Talks have been underway in the EU for some time in relation to the introduction of a tax on financial transactions. The concept is not new — approximately forty countries apply a similar tax all over the world. In the past year, 29 billion euro was collected by these states through the various financial organisations.

“The European Commission put forth the initial proposal for the introduction of the transaction tax on the level of the EU. The Commission argued that currently banks assume a relatively small tax burden in comparison to other participants in society, and the financial sector would more fairly contribute to public dues by way of the new tax. The single EU tax would furthermore remedy imbalances on the internal market, as presently, Member States tax financial services in significantly varying degrees and this seriously distorts competition” said Dr. Balázs Békés, tax partner of Faludi Wolf Theiss Attorneys at Law.

In addition to the Commission, several Member States support the idea, including Germany, France, Austria, Italy and Spain. The transaction tax could even have beneficial effects for Member States in the long term if the collected tax revenues could replace the payments made by the Member States. Presently the EU does not collect independent revenues, as there is no single EU corporate tax or personal income tax, but Member States contribute to the EU budget with their payments. If financial transactions were taxed, according to some plans the collected revenues would partly or entirely replace the payments made by Member States and ease the burdens of Member States. Others argue that the revenues collected from a possible transaction tax could be allocated to the implementation of Community objectives, such as the slowing down of climate change or development.

There are also many opponents to the proposal. Great Britain, the Czech Republic, the Netherlands and Sweden expressed serious doubts about the transaction tax. The opposition of the British has recently posed an obstacle to the process aiming at the introduction of the single transaction tax. The British, who have been taxing financial transactions since 1989, oppose the approval of the proposal because they are concerned that the introduction of the new tax would significantly throttle the British economy; currently 80 percent of European financial transactions are conducted through London.

At the meeting of EU finance ministers held a few days ago, several problematic issues were discussed, but no major breakthrough was achieved. As a continuation of the meeting, the Council is expected to hold a new political debate on the issue on 21 June 2012.

Decision making is particularly difficult in the European Union in relation to tax issues, as such decisions must be unanimously approved by the Member States.

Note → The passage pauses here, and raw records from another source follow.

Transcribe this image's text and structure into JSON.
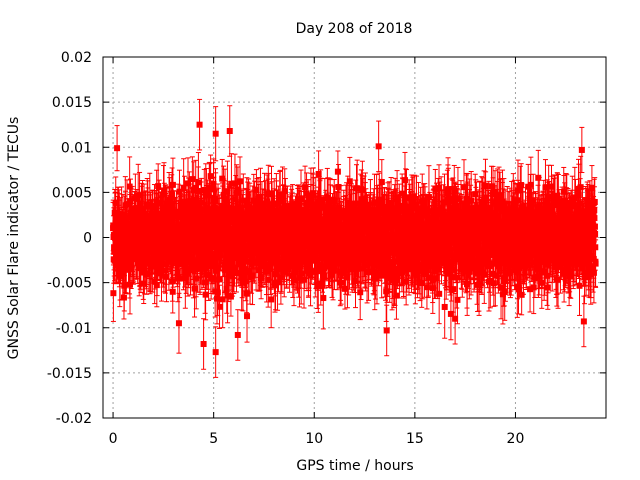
{
  "chart_data": {
    "type": "scatter",
    "title": "Day 208 of 2018",
    "xlabel": "GPS time / hours",
    "ylabel": "GNSS Solar Flare indicator / TECUs",
    "xlim": [
      -0.5,
      24.5
    ],
    "ylim": [
      -0.02,
      0.02
    ],
    "xticks": [
      0,
      5,
      10,
      15,
      20
    ],
    "xtick_labels": [
      "0",
      "5",
      "10",
      "15",
      "20"
    ],
    "yticks": [
      -0.02,
      -0.015,
      -0.01,
      -0.005,
      0,
      0.005,
      0.01,
      0.015,
      0.02
    ],
    "ytick_labels": [
      "-0.02",
      "-0.015",
      "-0.01",
      "-0.005",
      "0",
      "0.005",
      "0.01",
      "0.015",
      "0.02"
    ],
    "grid": true,
    "series": [
      {
        "name": "solar flare indicator",
        "color": "#ff0000",
        "marker": "square",
        "error_bars": true,
        "sample_interval_hours": 0.0083333,
        "x_start": 0,
        "x_end": 23.99,
        "typical_error": 0.0028,
        "notable_points": [
          {
            "x": 4.3,
            "y": 0.0125,
            "err": 0.0028
          },
          {
            "x": 5.1,
            "y": 0.0115,
            "err": 0.003
          },
          {
            "x": 5.8,
            "y": 0.0118,
            "err": 0.0028
          },
          {
            "x": 4.5,
            "y": -0.0118,
            "err": 0.0028
          },
          {
            "x": 5.1,
            "y": -0.0127,
            "err": 0.0028
          },
          {
            "x": 6.2,
            "y": -0.0108,
            "err": 0.0028
          },
          {
            "x": 0.2,
            "y": 0.0099,
            "err": 0.0025
          },
          {
            "x": 13.2,
            "y": 0.0101,
            "err": 0.0028
          },
          {
            "x": 13.6,
            "y": -0.0103,
            "err": 0.0028
          },
          {
            "x": 17.0,
            "y": -0.009,
            "err": 0.0028
          },
          {
            "x": 23.3,
            "y": 0.0097,
            "err": 0.0025
          },
          {
            "x": 23.4,
            "y": -0.0093,
            "err": 0.0028
          }
        ]
      }
    ]
  }
}
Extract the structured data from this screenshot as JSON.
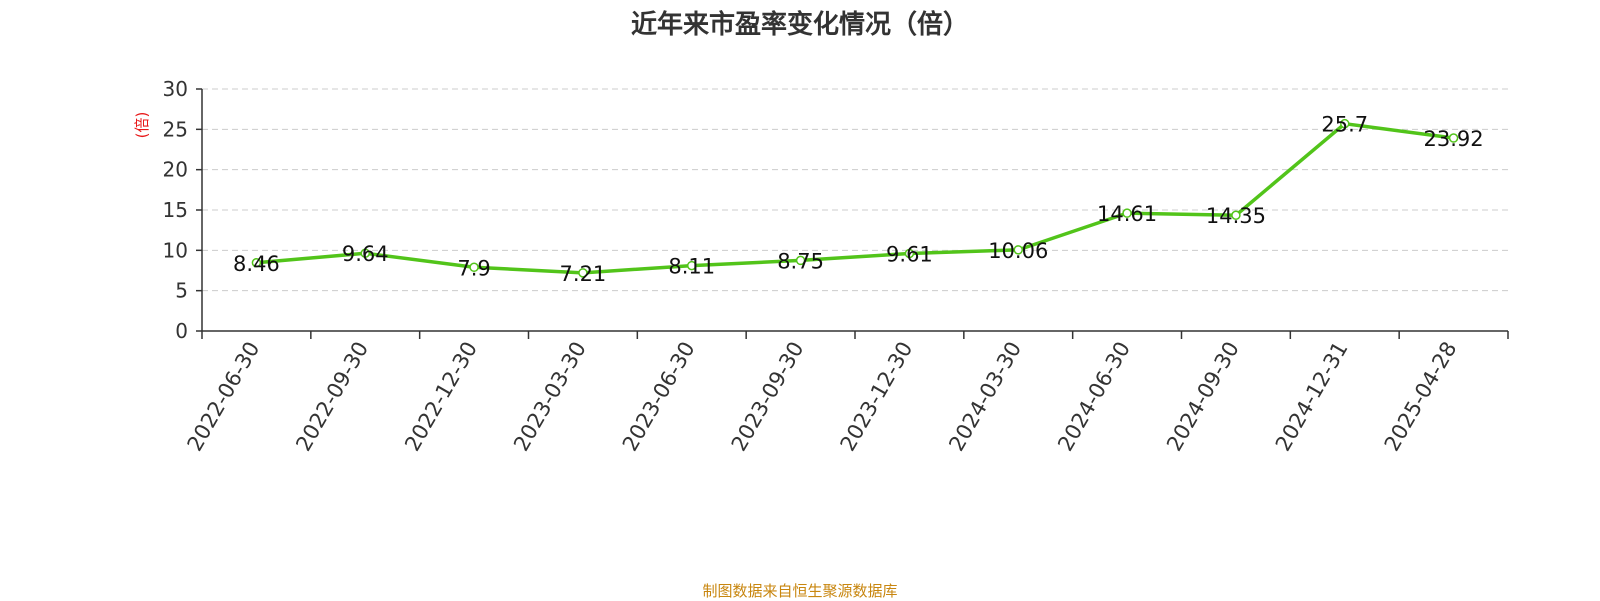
{
  "title": "近年来市盈率变化情况（倍）",
  "source": "制图数据来自恒生聚源数据库",
  "colors": {
    "line": "#52c41a",
    "axis_unit": "#e8191a",
    "source": "#c8860f",
    "grid": "#cccccc",
    "axis": "#333333"
  },
  "chart_data": {
    "type": "line",
    "title": "近年来市盈率变化情况（倍）",
    "ylabel": "(倍)",
    "xlabel": "",
    "ylim": [
      0,
      30
    ],
    "yticks": [
      0,
      5,
      10,
      15,
      20,
      25,
      30
    ],
    "grid": true,
    "categories": [
      "2022-06-30",
      "2022-09-30",
      "2022-12-30",
      "2023-03-30",
      "2023-06-30",
      "2023-09-30",
      "2023-12-30",
      "2024-03-30",
      "2024-06-30",
      "2024-09-30",
      "2024-12-31",
      "2025-04-28"
    ],
    "series": [
      {
        "values": [
          8.46,
          9.64,
          7.9,
          7.21,
          8.11,
          8.75,
          9.61,
          10.06,
          14.61,
          14.35,
          25.7,
          23.92
        ],
        "labels": [
          "8.46",
          "9.64",
          "7.9",
          "7.21",
          "8.11",
          "8.75",
          "9.61",
          "10.06",
          "14.61",
          "14.35",
          "25.7",
          "23.92"
        ]
      }
    ]
  }
}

Some experts argue that it is possible that upon German and French pressure, Member States who support the idea will introduce the transaction tax in a narrower scope, in the framework of so-called “enhanced cooperation”, possibly as early as the end of this year. “Enhanced cooperation” is enabled by the Lisbon Treaty, but in the framework of this only participating Member States would assume any obligations. Non-participating Member States may decide any time to subsequently assume these commitments.

“Beyond the possible implementation of “enhanced cooperation” in a narrower scope, it is currently very doubtful whether the EU transaction tax will be introduced. The proposal of the Commission must be approved by the Member States with a unanimous vote, and this means that the veto of any of the 27 Member States may prevent final approval. The date of the approval of the single EU tax therefore remains quite uncertain” said Dr. Balázs Békés.